Modelling with Petri Net

Arcs in Petri Nets

The number of arcs (edges) Between two object specifies the number of token to be produced/consumed. Sometimes a number will be written to a single arc.

This can be used to model (dis)assembly process.

• Current state: The configuration of tokens over the places
• Reachable state: State reachable from the current state by firing a sequence of enable transitions

• Deadlock state: State where no transition is enabled

• Notation: (P1, P2, P3, P4, ...)

• Example:
  

High Level Petri Nets

Classical Petri nets have some modelling problems:

• Too large too complex. (you can have sub-nets)
• Takes too much time to model a given situation
• Not possible to handle time and data (i.e. Time constraints in traffic light)

Therefore, we have extended it with:

• Color: You can identify the tokens by the color. Therefore, color denotes the property associated with each token.
• Time
• Hierarchy

Extension with Color

Each transition has an formal or informal specification that specify:

• The number of tokens to be produced
• The value (property) of these tokens. i.e. the output token equals sum of two inputs
• Optionally, precondition. The 'if' statement for the output value.

Extension with Time

In order to analyst performance, we must model the Duration And delay.
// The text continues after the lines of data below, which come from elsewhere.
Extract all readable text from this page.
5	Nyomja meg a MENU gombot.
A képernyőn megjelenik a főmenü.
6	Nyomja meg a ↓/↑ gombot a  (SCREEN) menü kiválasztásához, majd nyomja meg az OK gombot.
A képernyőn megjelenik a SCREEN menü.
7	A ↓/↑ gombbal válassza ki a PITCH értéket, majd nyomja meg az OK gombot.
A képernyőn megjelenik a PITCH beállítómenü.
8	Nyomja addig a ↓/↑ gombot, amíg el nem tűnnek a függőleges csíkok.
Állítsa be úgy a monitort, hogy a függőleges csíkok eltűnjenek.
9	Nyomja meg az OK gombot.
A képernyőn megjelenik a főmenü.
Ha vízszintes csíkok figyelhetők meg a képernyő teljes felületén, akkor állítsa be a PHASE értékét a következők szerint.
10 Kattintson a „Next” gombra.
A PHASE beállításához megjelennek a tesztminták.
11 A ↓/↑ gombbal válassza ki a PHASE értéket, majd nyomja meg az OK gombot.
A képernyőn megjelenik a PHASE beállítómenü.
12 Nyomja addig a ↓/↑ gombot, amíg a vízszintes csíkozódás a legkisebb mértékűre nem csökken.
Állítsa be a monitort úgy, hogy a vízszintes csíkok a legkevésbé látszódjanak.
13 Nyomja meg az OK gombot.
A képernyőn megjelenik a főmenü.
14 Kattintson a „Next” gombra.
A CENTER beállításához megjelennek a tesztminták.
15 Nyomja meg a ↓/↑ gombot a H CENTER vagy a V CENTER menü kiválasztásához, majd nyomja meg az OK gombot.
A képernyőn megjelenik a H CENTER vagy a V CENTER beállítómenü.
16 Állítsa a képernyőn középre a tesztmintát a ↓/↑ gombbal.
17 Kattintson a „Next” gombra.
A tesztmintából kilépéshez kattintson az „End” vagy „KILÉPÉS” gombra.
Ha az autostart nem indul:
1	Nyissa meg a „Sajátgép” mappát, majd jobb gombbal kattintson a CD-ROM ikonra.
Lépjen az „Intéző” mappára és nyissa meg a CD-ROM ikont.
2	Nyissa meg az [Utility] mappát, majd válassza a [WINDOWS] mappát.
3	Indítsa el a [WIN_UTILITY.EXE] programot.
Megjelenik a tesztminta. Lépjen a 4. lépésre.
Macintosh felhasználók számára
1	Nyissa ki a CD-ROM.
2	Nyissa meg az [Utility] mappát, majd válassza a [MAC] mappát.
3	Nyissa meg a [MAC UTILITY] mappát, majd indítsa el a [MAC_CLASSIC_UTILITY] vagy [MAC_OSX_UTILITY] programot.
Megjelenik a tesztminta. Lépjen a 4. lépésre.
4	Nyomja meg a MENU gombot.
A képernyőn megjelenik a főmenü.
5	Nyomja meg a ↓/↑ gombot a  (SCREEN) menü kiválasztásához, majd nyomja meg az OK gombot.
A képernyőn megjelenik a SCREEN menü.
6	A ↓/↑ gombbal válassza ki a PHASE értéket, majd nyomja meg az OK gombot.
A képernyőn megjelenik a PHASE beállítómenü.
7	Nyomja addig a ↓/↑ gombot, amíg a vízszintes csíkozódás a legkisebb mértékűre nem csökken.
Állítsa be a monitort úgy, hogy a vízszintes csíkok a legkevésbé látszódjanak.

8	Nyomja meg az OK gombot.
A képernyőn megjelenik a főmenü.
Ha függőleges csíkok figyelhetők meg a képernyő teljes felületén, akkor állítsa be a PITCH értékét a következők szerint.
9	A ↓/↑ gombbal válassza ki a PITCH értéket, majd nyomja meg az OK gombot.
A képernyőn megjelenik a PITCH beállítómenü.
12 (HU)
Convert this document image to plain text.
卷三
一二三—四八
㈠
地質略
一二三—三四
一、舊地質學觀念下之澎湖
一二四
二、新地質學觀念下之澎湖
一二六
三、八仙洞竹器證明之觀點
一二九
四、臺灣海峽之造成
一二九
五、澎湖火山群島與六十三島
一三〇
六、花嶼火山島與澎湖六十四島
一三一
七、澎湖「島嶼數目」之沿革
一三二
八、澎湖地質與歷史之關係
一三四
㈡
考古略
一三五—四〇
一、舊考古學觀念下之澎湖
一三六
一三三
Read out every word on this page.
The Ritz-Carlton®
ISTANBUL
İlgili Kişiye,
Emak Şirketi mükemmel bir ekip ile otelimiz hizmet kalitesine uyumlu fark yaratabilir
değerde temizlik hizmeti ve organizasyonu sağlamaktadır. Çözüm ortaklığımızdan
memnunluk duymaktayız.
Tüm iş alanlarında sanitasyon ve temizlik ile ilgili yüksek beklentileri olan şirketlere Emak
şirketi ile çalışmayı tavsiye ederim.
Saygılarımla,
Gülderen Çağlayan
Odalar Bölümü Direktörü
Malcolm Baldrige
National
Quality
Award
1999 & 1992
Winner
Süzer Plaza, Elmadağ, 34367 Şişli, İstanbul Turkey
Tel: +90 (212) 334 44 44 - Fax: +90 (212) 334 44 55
The value of time tells us the minimum and maximum time that a transition will take to fire after enabled.

This allows us to model performance property of the system.

Extension with Hierarchy

A hierarchy is a mechanism to structure complex Petri Nets compared to data flow diagram.

A sub-Net is a net component, including sub places, sub transitions and other subnet.

This is the model of abstraction, Can reduce the capacity of the model.